Didn’t find them. This was the first competition I’d seen whose stated goal “seeks to inspire innovators to recreate and retool the way products are designed, manufactured and consumed. The goal of the contest is to identify and reward highly creative and innovative product concepts for healthy, sustainable, affordable housing. The competition is aimed at manufacturers who seek to design and manufacture with superior standards . . . The prize is strategically aligned with national and international trends in green building that are redefining sustainability beyond traditional indicators such energy efficiency to also include consideration for improved human and environmental health.”
It’s difficult to convey the excitement I felt in reading this paragraph. It describes exactly what Bellwether Materials has done: we used principles of frugal innovation to design our insulation; we’re using a distributed manufacturing model, not necessarily innovative but one that will create jobs and support underutilized facilities. And we were careful to check that every step in the manufacturing, use, and eventual disposal was safe for people, animals and the environment.

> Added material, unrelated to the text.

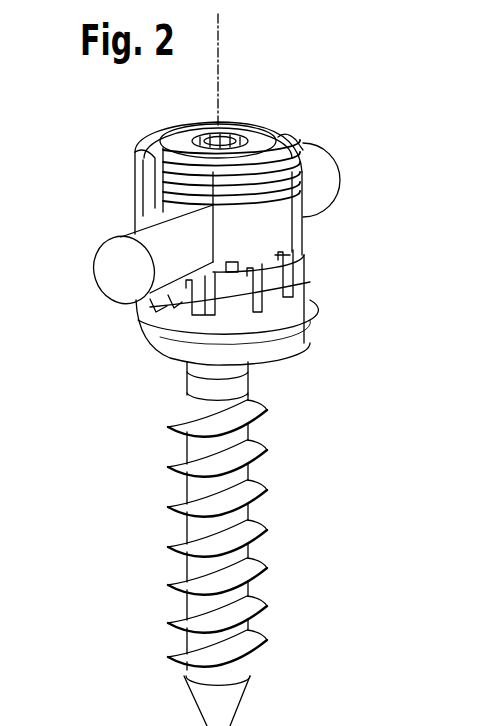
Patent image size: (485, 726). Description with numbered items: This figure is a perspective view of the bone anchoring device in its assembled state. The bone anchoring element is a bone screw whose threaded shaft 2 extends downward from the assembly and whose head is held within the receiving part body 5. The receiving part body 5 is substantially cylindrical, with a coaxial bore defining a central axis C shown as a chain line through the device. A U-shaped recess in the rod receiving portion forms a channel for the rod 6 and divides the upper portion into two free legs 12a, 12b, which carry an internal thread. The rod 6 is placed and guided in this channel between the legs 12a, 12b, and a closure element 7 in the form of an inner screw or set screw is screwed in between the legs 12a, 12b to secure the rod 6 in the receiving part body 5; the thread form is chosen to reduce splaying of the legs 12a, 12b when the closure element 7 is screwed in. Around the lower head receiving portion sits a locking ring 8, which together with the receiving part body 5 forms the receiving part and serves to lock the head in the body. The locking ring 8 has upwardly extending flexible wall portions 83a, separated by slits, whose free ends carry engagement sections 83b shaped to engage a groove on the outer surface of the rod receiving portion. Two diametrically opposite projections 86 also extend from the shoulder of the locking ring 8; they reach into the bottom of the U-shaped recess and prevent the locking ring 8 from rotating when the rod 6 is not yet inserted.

I have been puzzled by the determination to seal buildings – no air in, no air out. This is the greentech/cleantech approach to green building. All I can think of is airplanes and most offices I’ve worked in and the sick building syndrome. My system of cleaning interior air is to open the east/west windows and let blasts from the Pacific roar through.
This is reflected in our product, sheep’s wool insulation. Particles and fumes floating in interior air spaces are absorbed by our insulation. Humidity is absorbed and released helping to keep interior air comfortable. All done without machines. And all at a reasonable cost.
Of course, I submitted my application. I don’t ordinarily win things like this, so I tucked it away in the back of my mind until Stacy Glass, executive in residence, built environment, at the Cradle to Cradle Products Innovation Institute notified me that Bellwether Materials was a semi-finalist. Cool. I told everyone and felt pretty good that at least we were on a shortish list. Bellwether Materials won the California Sustainability award at the 2010 Cleantech Open, but it was the only prize that didn’t come with a monetary award, just a certificate.
A few weeks later, she sent an email telling me we were one of 10 finalists out of an original group of 144. I didn’t sleep for a week, I was so excited.